Separately, Punjab Relief Commissioner Nabeel Javed issued an alertness order to the local authorities and announced that relief operations would continue until the residents had been evacuated and rehabilitated.
claimed that monsoon rains had prompted Indian officials to release extra reservoir water into the Sutlej river, resulting in flooding on the Pakistani side of the border downstream.
Northern regions of the country will see a monsoon starting today: PMD
A new monsoon wave is expected to hit the higher regions of the country between today and August 27. This is according to a PMD warning.
The top portions of the country are expected to experience monsoon currents from the Arabian Sea starting last night, and a westerly wave is also anticipated to hit these areas today, according to the Met Department.
Numerous areas of Kashmir, including Neelum, Muzaffarabad, Poonch, Hattian, Bagh, Haveli, Sudhanoti, Kotli, Bhimber, and Mirpur, are predicted to experience rain and wind-thunderstorms as a result of these systems.
The warning has also been issued for different parts of Gilgit-Baltistan, Murree, Galliyat, Islamabad, Rawalpindi, Attock, Chakwal, Jhelum, Mandi Bahauddin, Hafizabad, Gujranwala, Gujrat, Sialkot, Narowal, Lahore, Kasur, Sheikhupura, Chitral, Dir, Swat, Shangla, Buner, Mansehra, Kohistan, Abbottabad, Haripur, Kohat, Peshawar, Mardan, Swabi and Nowshera from August 23 to 27 with occasional gaps.

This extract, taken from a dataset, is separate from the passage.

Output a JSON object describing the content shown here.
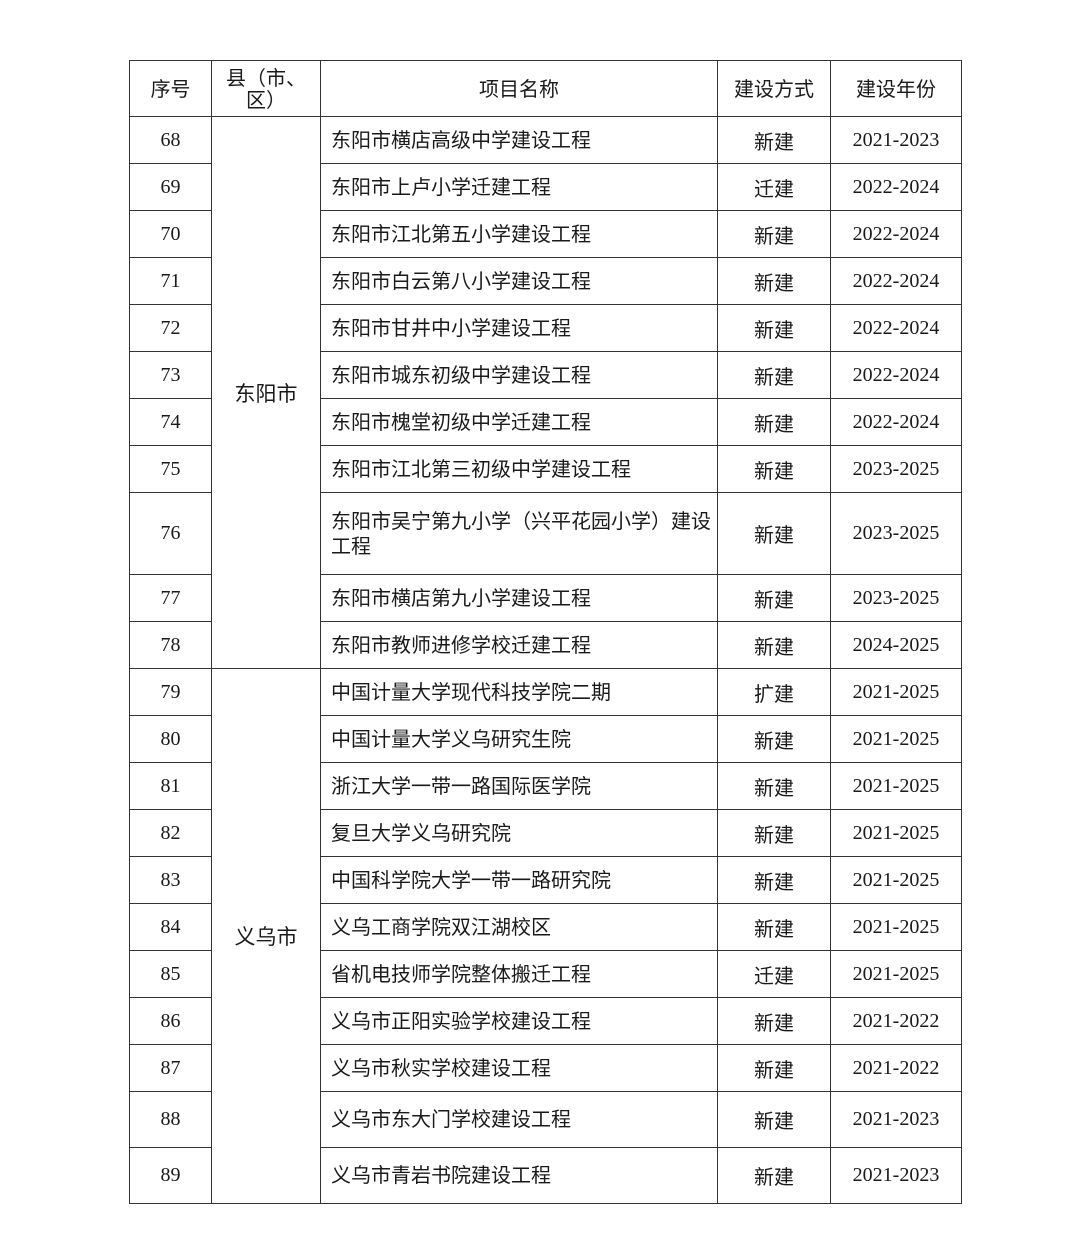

The warning added that from August 23 to 25, it is anticipated that moderate to heavy precipitation will increase water flows in local nullahs/streams in Kashmir, Gilgit Baltistan, Chitral, Dir, Swat, Kohistan, Shangla, Buner, Abbottabad, Mardan, Nowshera, Swabi, Galliyat, Murree, and Rawalpindi/Islamabad.
Additionally, during the rainy season, moderate to heavy rains could result in urban flooding in the low-lying areas of the twin cities of Rawalpindi and Islamabad, Peshawar, and Lahore. They could also cause landslides in the vulnerable regions of Murree, Galliyat, Kashmir, Gilgit Baltistan, and hilly areas of Khyber Pakhtunkhwa.
The managers of the dam have been asked to regulate reservoir levels appropriately. During the spell, the current hot and humid weather are anticipated to break. The weather forecast should be taken into consideration as farmers plan their activity.
Similarly, it was advised that travelers and tourists exercise particular caution throughout the spell to stay safe. The public has been advised to stay in safe areas during wind-storms, lightning, and heavy rains since loose constructions such as solar panels, electric poles, etc. could be damaged.